Learning objectives include:
1. How to organize a scientific challenge on organ segmentation on a large scale?
2. How to develop research infrastructures where data do not need to be moved anymore?
3. How research infrastructures can help in reproducibility and semi-automatic generation of annotations?

Outline:

Organ segmentation is the first step in many decision support tools in radiology. To obtain good segmentation results, most often, large annotated datasets need to be available. Also, most segmentation algorithms are very organ-specific and modality-specific. The VISCERAL benchmark makes data from 20 organs available both with and without contrast agent and for CT and MR. An architecture for manual segmentation including quality control was developed for this purpose.

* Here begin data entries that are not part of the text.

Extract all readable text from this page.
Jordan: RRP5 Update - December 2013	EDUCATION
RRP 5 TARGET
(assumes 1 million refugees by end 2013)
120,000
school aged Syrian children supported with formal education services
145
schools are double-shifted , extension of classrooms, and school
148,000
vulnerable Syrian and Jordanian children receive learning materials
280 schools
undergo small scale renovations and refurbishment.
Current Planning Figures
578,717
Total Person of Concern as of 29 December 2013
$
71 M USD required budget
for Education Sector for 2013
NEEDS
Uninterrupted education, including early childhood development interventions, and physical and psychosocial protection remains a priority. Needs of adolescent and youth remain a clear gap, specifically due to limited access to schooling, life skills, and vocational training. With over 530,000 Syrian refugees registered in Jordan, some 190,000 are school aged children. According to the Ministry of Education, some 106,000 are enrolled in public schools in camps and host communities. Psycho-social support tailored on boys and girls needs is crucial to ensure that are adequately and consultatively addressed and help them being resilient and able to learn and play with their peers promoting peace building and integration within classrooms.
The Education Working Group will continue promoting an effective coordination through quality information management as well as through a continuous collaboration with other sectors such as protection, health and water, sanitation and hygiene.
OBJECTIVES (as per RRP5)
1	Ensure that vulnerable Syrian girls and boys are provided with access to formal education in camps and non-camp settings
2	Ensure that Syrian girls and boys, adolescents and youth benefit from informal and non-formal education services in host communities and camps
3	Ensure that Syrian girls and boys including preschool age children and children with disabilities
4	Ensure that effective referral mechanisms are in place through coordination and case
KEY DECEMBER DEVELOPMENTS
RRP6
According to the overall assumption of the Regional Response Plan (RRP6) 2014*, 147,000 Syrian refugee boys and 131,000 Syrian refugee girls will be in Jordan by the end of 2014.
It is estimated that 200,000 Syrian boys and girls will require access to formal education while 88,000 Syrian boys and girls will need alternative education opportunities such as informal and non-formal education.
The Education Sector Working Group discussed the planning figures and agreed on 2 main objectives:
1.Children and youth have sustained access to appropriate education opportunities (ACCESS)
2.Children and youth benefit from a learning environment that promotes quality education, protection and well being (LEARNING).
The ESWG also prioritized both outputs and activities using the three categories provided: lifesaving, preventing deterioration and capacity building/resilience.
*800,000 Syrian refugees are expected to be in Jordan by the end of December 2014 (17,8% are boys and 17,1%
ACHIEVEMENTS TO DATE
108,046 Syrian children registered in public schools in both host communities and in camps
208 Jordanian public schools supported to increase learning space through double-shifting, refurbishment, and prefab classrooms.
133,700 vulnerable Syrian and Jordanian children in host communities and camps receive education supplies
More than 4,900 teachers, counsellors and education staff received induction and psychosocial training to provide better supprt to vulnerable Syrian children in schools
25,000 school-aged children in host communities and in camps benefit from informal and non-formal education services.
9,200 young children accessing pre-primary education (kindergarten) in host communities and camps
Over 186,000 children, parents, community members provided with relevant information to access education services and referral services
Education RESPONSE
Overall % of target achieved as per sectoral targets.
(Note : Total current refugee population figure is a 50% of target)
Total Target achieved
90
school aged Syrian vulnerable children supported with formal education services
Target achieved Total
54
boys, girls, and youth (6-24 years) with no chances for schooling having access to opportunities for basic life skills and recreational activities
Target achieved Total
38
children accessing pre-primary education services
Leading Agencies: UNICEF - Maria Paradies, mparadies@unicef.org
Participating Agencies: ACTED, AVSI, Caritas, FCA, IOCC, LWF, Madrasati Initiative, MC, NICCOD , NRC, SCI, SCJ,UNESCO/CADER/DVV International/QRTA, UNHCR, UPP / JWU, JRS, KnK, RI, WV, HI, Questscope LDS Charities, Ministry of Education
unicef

VISCERAL also introduces a novel Evaluation as a Service (EaaS) architecture to compare algorithm performance. The data remained in a fixed and inaccessible place in the cloud. Participants obtained a virtual machine and access to the training data. They could, then, install all necessary tools and test on the training data. When the VMs finished, the organizers took control of VMs and ran the algorithms on the test data. Like this no manual optimization is possible on the test data, the actual data are never released to the research and with the availability of executables and data, a full reproducibility is given.
The results of the benchmark compared many algorithms on all four modalities. The CT quality was often much better than MRI quality. Results on some organs such as the lungs and liver were sometimes better than the inter-rater disagreement. The availability of code also allowed to run the segmentation on new images and created fusion of algorithmic segmentations that we call a silver standard to generate large-scale training data.